细点圆趾蟹蟹肉酶解液制备美拉德型蟹风味料工艺优化

Process Optimization of Preparing Maillard Crab Flavor with Crab Hydrolysates of Ovalipes punctatus

  • 摘要: 为了制备美拉德型蟹风味料,以细点圆趾蟹酶解液为原料,加入还原糖和氨基酸进行美拉德反应。在单因素试验的基础上,以感官评分为指标,利用响应面试验对美拉德反应条件进行优化,将蟹风味料利用固相微萃取-气相-质谱联用测定其风味物质。结果表明,最优美拉德反应条件为反应温度122 ℃,谷氨酸添加量3%,加热时间33 min,初始pH7,还原糖(木糖:葡萄糖2:1)添加量为3%。在此条件下感官评分为(79.61±0.12)分。从反应产物中检测出53种风味物质,包括醛类1.86%、酮类3.62%、芳香类5.53%、杂环类物质14.95%、碳氢类物质12.62%及其他一些挥发性物质,其中吡嗪类物质占7.66%,为蟹风味料提供特殊的海鲜风味。由此可知,美拉德反应能够改善蟹肉酶解液的风味,适宜于新型蟹风味料的开发和制备。

     

    Abstract: In order to prepare the Maillard crab flavor,the Maillard reaction was carried out by adding reducing sugars and amino acids to the raw material of Ovalipes punctatus’s crab hydrolysates. Based on the single factor experiment,the sensory score was used as an indicator to optimize the Maillard reaction conditions using the response surface test. The flavor substaces were determined by SPME-GC-MS. There came a result,which showd that the optimal Maillard reaction conditions were reaction temperature 122 ℃,glutamic acid addition 3%,heating time 33 min,initial pH7,reducing sugar(xylose:glucose 2:1)3%. 53 kinds of flavor substances were detected from the reaction products,including aldehydes 1.86%,ketones 3.62%,aromatics 5.53%,heterocyclics 14.95%,hydrocarbons 12.62% and some other volatile flavor compounds.
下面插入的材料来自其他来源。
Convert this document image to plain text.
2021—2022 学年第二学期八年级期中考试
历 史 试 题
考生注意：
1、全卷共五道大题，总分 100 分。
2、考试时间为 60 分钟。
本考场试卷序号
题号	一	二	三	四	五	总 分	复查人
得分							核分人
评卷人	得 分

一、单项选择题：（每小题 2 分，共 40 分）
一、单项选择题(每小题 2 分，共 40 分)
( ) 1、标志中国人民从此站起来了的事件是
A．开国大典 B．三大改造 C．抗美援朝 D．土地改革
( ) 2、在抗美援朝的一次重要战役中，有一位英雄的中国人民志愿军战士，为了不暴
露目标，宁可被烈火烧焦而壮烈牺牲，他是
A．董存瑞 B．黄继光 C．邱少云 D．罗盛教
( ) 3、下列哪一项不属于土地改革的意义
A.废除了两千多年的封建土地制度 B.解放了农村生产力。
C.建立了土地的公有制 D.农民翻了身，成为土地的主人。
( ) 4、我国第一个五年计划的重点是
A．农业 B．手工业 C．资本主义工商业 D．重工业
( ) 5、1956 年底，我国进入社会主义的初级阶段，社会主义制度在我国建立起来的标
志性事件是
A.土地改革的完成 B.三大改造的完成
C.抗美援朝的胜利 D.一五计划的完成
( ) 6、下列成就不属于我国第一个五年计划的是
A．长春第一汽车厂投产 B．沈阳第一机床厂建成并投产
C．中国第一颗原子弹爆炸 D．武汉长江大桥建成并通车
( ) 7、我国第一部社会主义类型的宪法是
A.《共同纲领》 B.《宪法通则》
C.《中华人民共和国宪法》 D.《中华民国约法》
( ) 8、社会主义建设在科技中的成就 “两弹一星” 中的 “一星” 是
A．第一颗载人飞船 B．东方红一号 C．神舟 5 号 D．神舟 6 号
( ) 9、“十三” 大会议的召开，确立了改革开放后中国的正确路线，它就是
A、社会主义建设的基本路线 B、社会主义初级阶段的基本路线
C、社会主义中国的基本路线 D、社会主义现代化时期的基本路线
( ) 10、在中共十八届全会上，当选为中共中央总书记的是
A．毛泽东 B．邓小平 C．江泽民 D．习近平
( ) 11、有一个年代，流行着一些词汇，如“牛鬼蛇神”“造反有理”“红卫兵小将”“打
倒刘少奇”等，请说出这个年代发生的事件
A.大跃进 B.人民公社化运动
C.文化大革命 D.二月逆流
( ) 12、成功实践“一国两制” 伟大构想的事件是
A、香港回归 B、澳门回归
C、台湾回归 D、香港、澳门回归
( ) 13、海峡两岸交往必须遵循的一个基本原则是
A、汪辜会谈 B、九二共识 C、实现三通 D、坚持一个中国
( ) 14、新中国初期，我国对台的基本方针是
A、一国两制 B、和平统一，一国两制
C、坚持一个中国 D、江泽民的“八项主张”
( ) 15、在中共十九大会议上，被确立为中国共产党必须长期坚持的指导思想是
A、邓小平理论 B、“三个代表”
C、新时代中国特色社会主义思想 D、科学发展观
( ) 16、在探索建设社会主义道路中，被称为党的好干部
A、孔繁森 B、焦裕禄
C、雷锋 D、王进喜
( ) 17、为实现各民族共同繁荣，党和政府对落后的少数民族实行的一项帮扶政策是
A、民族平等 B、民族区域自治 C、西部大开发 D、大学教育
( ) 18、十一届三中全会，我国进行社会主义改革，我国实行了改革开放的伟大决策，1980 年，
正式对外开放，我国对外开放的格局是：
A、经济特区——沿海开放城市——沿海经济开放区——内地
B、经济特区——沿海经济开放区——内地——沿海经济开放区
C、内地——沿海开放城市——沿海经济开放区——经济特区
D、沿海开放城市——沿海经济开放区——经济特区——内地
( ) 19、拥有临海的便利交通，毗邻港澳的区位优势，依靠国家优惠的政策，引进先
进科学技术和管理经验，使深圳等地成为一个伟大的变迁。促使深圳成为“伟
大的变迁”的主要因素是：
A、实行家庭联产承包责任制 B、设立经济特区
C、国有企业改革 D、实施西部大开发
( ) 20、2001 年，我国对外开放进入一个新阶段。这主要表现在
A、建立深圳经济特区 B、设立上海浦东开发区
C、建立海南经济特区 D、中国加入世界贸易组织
Among them,pyrazines account for 7.66%,which provided a special seafood flavor for crab flavors. It could be seen that the Maillard reaction could improve the flavor of crab meat hydrolysate and be suitable for the development and preparation of new crab flavor.